When measured using the device, an extended distance of ≥6 mm was seen in 23 patients, with an intervertebral endplate angle on the flexion film of ≥0° and angular motion of ≤8° in seven patients. In taking functional radiographs using plain lateral lumbar radiography, those patients probably hesitated to perform anteflexion and extension due to fear of the occurrence of lower back pain or lower leg pain, resulting in small values of angular and translational motions and large values of the intervertebral endplate angle on the flexion film. This indicates that the device is able to detect intervertebral instability that might be missed on preoperative functional radiography.
On the basis of the results of fundamental experiments using lumbar spines from human cadavers and this study, we propose classifying the stability of lumbar segments into three levels to simplify its assessment: “stable” if the extended distance is <3 mm, “slightly unstable” if the extended distance is ≥3 mm and <6 mm, and “unstable” if the extended distance is ≥6 mm. Ideally, operative methods can be chosen based on intervertebral instability.
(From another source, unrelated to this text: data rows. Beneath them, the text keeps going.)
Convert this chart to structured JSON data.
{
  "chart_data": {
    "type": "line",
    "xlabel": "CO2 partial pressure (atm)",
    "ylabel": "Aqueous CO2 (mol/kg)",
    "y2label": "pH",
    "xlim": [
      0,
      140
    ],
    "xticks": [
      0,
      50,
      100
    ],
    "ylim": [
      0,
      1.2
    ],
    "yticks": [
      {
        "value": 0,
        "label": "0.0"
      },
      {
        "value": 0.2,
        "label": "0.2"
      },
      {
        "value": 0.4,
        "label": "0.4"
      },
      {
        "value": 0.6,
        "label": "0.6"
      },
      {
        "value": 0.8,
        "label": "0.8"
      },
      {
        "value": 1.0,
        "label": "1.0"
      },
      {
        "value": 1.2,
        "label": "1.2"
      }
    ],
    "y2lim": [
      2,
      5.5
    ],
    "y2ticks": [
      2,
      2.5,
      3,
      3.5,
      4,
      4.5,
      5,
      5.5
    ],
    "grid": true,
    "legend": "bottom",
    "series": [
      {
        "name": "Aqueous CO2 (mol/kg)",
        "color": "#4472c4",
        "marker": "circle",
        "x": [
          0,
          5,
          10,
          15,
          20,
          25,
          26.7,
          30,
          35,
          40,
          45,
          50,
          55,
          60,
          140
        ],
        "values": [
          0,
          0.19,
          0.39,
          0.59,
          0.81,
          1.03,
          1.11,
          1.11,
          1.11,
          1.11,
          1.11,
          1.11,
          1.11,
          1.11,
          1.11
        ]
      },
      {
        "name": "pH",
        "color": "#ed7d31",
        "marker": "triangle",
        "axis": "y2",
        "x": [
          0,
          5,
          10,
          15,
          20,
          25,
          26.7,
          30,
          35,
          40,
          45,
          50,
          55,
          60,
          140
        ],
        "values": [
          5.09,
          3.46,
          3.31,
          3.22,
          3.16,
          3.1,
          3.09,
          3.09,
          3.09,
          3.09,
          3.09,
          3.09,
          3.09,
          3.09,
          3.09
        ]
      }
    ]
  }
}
For example, spinal instrumentation or fusion is not required for a “stable” intervertebral space, fusion but not spinal instrumentation is required for “slightly unstable”, and spinal instrumentation is required for “unstable”.
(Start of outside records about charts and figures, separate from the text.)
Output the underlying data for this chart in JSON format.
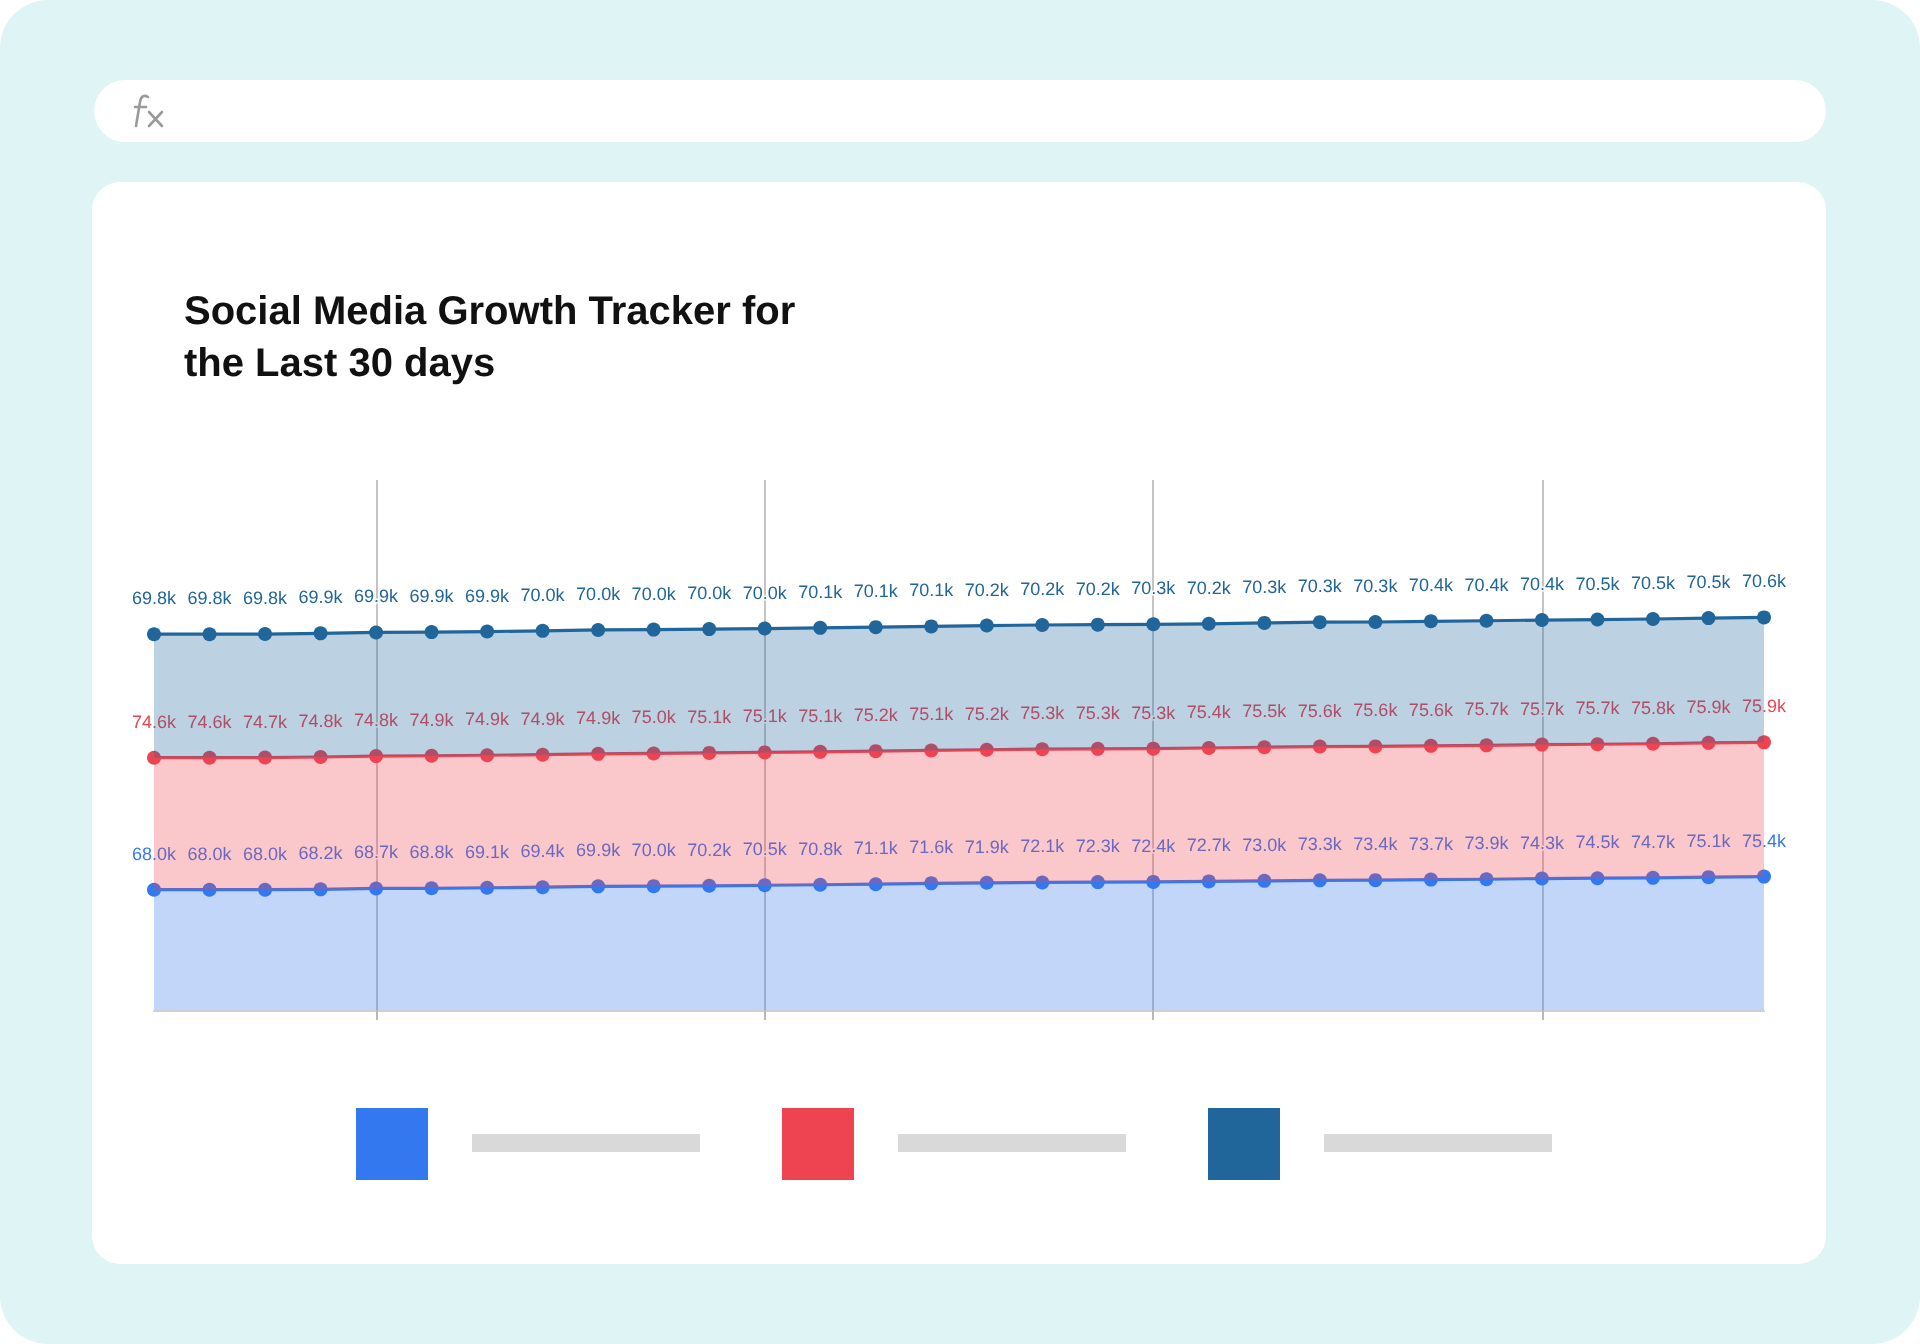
{
  "chart_data": {
    "type": "area",
    "title": "Social Media Growth Tracker for the Last 30 days",
    "categories": [
      null,
      null,
      null,
      null,
      null,
      null,
      null,
      null,
      null,
      null,
      null,
      null,
      null,
      null,
      null,
      null,
      null,
      null,
      null,
      null,
      null,
      null,
      null,
      null,
      null,
      null,
      null,
      null,
      null,
      null
    ],
    "stacked": true,
    "grid": "x",
    "marker": "circle",
    "series": [
      {
        "color": "#3478f0",
        "values": [
          68000,
          68000,
          68000,
          68200,
          68700,
          68800,
          69100,
          69400,
          69900,
          70000,
          70200,
          70500,
          70800,
          71100,
          71600,
          71900,
          72100,
          72300,
          72400,
          72700,
          73000,
          73300,
          73400,
          73700,
          73900,
          74300,
          74500,
          74700,
          75100,
          75400
        ],
        "value_labels": [
          "68.0k",
          "68.0k",
          "68.0k",
          "68.2k",
          "68.7k",
          "68.8k",
          "69.1k",
          "69.4k",
          "69.9k",
          "70.0k",
          "70.2k",
          "70.5k",
          "70.8k",
          "71.1k",
          "71.6k",
          "71.9k",
          "72.1k",
          "72.3k",
          "72.4k",
          "72.7k",
          "73.0k",
          "73.3k",
          "73.4k",
          "73.7k",
          "73.9k",
          "74.3k",
          "74.5k",
          "74.7k",
          "75.1k",
          "75.4k"
        ]
      },
      {
        "color": "#ee4452",
        "values": [
          74600,
          74600,
          74700,
          74800,
          74800,
          74900,
          74900,
          74900,
          74900,
          75000,
          75100,
          75100,
          75100,
          75200,
          75100,
          75200,
          75300,
          75300,
          75300,
          75400,
          75500,
          75600,
          75600,
          75600,
          75700,
          75700,
          75700,
          75800,
          75900,
          75900
        ],
        "value_labels": [
          "74.6k",
          "74.6k",
          "74.7k",
          "74.8k",
          "74.8k",
          "74.9k",
          "74.9k",
          "74.9k",
          "74.9k",
          "75.0k",
          "75.1k",
          "75.1k",
          "75.1k",
          "75.2k",
          "75.1k",
          "75.2k",
          "75.3k",
          "75.3k",
          "75.3k",
          "75.4k",
          "75.5k",
          "75.6k",
          "75.6k",
          "75.6k",
          "75.7k",
          "75.7k",
          "75.7k",
          "75.8k",
          "75.9k",
          "75.9k"
        ]
      },
      {
        "color": "#21669a",
        "values": [
          69800,
          69800,
          69800,
          69900,
          69900,
          69900,
          69900,
          70000,
          70000,
          70000,
          70000,
          70000,
          70100,
          70100,
          70100,
          70200,
          70200,
          70200,
          70300,
          70200,
          70300,
          70300,
          70300,
          70400,
          70400,
          70400,
          70500,
          70500,
          70500,
          70600
        ],
        "value_labels": [
          "69.8k",
          "69.8k",
          "69.8k",
          "69.9k",
          "69.9k",
          "69.9k",
          "69.9k",
          "70.0k",
          "70.0k",
          "70.0k",
          "70.0k",
          "70.0k",
          "70.1k",
          "70.1k",
          "70.1k",
          "70.2k",
          "70.2k",
          "70.2k",
          "70.3k",
          "70.2k",
          "70.3k",
          "70.3k",
          "70.3k",
          "70.4k",
          "70.4k",
          "70.4k",
          "70.5k",
          "70.5k",
          "70.5k",
          "70.6k"
        ]
      }
    ]
  }
}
The drawbacks of this study are that the number of cases assessed was insufficient, that five of the 127 intervertebral spaces were not measurable, and that instability after spinal decompression and stability after spinal instrumentation or fusion were not assessed. Clinical data after decompression is more important than that before decompression with regard to the instability. In this study, 25 of the 80 subjects had the two pins placed in the same spinal locations after decompression as those before decompression, and had their levels of lumbar segmental instability successfully measured. The results in these cases revealed that discectomy tended to increase the level of lumbar segmental instability, whereas decompression such as with laminectomy or partial excision of the facet joints was less likely to change the instability level. Therefore, we consider that the level of lumbar segmental instability after decompression such as laminectomy may be predictable based on data on the instability level before decompression if the decompression procedure is not accompanied by a discectomy. However, it is often impossible to measure the level of lumbar segmental instability after decompression such as laminectomy by placing the pins in the same spinal locations as those before decompression. In fact, data on the instability level after decompression could not be obtained in 55 of the 80 subjects in this study. Since this suggests certain structural limits of the device, we are developing a new device that allows measurement of the instability level even after decompression.
In conclusion, the device for intraoperative measurement of lumbar segmental instability that we have developed appears to permit simple measurement of intervertebral instability and provides operators with valuable information for selecting operative methods of spinal fusion or instrumentation.
This clinical study was approved by the ethics committee for human experiments of the University of Mie (No.118).